During their half-hour lunch breaks, the cigar workers referenced newspapers such as Cuba, published in Ybor City in 1893 during Cuba's revolutionary struggle against Spain to try to organize exile communities in Florida. Or they'd get riled up by labor publications that advocated better working conditions.

Over time, they grew to know the names of elected officials and foreign leaders and events happening half a world away in countries they'd never visit.

"The Latino cigarmaker was the most informed working class in the United States at the time, because he may not have known how to read or write very well, but for two hours in the morning, he was finding out what was happening in Japan, in Paris, in London, in New York, in Moscow," said Judge E.J. Salcines, a West Tampa native and local historian.
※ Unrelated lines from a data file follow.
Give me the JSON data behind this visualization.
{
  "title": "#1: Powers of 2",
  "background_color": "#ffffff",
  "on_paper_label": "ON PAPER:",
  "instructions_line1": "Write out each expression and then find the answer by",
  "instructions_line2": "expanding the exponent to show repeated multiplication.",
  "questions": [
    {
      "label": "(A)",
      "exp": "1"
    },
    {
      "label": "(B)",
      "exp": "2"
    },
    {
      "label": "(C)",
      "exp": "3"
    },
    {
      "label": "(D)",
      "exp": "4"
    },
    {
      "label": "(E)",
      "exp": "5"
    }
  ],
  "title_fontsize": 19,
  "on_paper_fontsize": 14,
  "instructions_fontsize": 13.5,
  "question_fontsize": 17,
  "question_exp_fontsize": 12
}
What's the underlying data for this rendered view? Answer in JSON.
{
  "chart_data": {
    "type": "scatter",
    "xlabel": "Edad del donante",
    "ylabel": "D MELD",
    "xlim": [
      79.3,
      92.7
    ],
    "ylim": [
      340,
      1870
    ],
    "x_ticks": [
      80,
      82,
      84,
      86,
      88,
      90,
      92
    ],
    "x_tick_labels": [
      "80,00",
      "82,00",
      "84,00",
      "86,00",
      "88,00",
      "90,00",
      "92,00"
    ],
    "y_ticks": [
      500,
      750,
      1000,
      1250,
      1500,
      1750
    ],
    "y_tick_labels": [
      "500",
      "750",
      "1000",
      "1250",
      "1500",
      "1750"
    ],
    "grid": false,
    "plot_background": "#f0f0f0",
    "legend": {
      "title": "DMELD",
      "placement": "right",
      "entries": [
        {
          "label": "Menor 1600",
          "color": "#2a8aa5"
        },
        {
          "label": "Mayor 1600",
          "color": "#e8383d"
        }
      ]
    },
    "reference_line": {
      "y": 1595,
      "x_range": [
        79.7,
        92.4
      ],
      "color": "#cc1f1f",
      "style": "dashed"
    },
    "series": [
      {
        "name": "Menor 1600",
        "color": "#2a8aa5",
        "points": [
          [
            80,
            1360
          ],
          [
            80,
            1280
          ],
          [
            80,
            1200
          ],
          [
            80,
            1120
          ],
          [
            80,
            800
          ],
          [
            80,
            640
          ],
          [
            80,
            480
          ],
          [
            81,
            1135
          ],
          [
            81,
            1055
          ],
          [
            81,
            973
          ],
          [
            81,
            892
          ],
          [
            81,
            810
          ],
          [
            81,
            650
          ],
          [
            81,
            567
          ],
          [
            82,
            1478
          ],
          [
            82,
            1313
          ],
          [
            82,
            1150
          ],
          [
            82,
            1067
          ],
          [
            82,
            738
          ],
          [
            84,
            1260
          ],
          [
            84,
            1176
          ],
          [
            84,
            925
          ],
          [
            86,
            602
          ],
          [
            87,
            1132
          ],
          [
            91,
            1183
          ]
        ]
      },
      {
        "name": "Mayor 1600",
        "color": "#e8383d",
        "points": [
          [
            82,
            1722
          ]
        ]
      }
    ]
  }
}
They owed that education to local newspapers, many of which published for a year or two, then faded into obscurity.

Until now.

Collected over the years by the University of South Florida's Department of Special Collections and through donations from local historians, the papers published between 1886 and the 1980s were digitally scanned and saved electronically.

Prints of the digitized papers will be on display at the Borders bookstore in South Tampa with their English translations.